I believe that your last suggestion is correct. I have tried to start wget on the node with GPU. Here is the log and there was the very same delay - approximately 20 seconds.

$ wget https://google.com
--2023-01-05 11:51:18--  https://google.com/
Resolving google.com (google.com)... 108.177.14.101, 108.177.14.138, 108.177.14.139, ...
Connecting to google.com (google.com)|108.177.14.101|:443... failed: No route to host.
Connecting to google.com (google.com)|108.177.14.138|:443... failed: No route to host.
Connecting to google.com (google.com)|108.177.14.139|:443... failed: No route to host.
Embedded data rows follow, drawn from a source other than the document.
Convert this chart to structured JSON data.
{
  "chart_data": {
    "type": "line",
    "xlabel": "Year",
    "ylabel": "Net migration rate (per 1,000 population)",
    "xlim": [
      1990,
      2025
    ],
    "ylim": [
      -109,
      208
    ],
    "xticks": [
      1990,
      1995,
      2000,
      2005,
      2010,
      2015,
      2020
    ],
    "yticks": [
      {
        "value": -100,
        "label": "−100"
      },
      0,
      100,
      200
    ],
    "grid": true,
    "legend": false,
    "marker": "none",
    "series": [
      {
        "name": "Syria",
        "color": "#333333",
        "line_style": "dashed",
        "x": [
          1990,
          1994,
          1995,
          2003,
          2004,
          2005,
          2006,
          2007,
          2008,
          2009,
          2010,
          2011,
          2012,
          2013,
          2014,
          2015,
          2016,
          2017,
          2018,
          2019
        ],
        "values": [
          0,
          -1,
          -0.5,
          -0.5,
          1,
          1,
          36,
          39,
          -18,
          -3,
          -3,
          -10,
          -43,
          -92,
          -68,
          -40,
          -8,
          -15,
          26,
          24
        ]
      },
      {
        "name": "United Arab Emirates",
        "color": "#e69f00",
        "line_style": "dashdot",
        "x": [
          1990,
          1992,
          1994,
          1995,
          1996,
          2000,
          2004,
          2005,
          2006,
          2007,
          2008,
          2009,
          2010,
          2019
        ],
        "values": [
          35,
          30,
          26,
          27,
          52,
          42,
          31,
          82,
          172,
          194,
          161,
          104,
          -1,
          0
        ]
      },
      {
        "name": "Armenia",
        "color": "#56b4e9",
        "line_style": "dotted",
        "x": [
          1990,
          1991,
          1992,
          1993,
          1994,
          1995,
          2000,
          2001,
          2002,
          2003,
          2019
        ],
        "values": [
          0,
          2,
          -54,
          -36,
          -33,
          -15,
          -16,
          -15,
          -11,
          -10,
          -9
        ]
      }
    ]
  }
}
Connecting to google.com (google.com)|108.177.14.102|:443... failed: No route to host.
Connecting to google.com (google.com)|108.177.14.113|:443... failed: No route to host.
Connecting to google.com (google.com)|108.177.14.100|:443... failed: No route to host.
Connecting to google.com (google.com)|2a00:1450:4010:c0f::66|:443... failed: Network is unreachable.
Connecting to google.com (google.com)|2a00:1450:4010:c0f::8a|:443... failed: Network is unreachable.
Connecting to google.com (google.com)|2a00:1450:4010:c0f::8b|:443... failed: Network is unreachable.
Connecting to google.com (google.com)|2a00:1450:4010:c0f::65|:443... failed: Network is unreachable.